![]() |
Cumartesi, Temmuz 26, 2025
Cuma, Temmuz 25, 2025
Ben büyürken yalnızlık
Geçtiğimiz günlerde, şehrimizin tatlı alkoliklerinden bir arkadaşımla karşılaştım. Ailesindeki herkesin genetik olarak uzun yaşadığını, kendisinin ise üç kuruşluk emekli maaşıyla yalnız ve yoksul bir hayat süreceğini, öldüğünde günlerce bulunamayabileceğini filan anlattı. Tarumar oldum. Of puf.

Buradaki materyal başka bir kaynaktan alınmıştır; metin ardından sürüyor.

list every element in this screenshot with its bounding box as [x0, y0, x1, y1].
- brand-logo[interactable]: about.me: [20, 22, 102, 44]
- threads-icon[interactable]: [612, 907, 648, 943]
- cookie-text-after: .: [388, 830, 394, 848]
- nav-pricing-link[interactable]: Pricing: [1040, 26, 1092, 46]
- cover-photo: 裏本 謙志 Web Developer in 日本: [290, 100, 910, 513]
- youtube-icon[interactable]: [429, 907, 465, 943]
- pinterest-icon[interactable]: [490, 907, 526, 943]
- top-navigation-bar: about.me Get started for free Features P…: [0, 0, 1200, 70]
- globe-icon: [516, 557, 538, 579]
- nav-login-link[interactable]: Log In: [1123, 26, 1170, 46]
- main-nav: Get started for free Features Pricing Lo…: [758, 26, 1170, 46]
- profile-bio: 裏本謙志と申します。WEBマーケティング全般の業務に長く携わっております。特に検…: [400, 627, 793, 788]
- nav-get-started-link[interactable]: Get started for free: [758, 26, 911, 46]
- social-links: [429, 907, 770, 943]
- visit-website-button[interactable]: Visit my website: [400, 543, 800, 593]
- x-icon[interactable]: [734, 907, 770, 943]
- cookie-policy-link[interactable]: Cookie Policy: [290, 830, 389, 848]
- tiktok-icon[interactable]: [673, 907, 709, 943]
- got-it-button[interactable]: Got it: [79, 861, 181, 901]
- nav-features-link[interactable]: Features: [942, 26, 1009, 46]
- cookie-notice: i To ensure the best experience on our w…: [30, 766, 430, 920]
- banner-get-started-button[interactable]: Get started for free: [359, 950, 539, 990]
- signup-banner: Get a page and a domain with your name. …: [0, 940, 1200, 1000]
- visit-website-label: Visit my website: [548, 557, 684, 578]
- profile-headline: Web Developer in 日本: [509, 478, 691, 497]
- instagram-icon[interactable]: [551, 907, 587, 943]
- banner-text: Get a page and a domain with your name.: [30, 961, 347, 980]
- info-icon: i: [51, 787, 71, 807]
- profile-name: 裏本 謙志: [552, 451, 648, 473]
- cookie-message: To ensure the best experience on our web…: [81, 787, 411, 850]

Şunu da ekleyeyim: ben büyürken yalnızlık, sadece yaşlılık değildi elbette, şiirlerde ve şarkılarda geçen aşk acısıydı, romantizmdi. Aşık olunca söyleye söyleye kahrolurduk. “Yalnızım doktor, çın çın” yapardık.
Yaşlılık ve aşk...Başka?
Yetmişli yıllarda evden kaçmak isterdik, özgürleşmeye, kaderimizi değiştirmeye, aileden kurtulmaya… Ama doksanlardan sonra eve sığınmaya başladık. Yalnız kalmak istemezken yalnızlığı tercih eder olduk.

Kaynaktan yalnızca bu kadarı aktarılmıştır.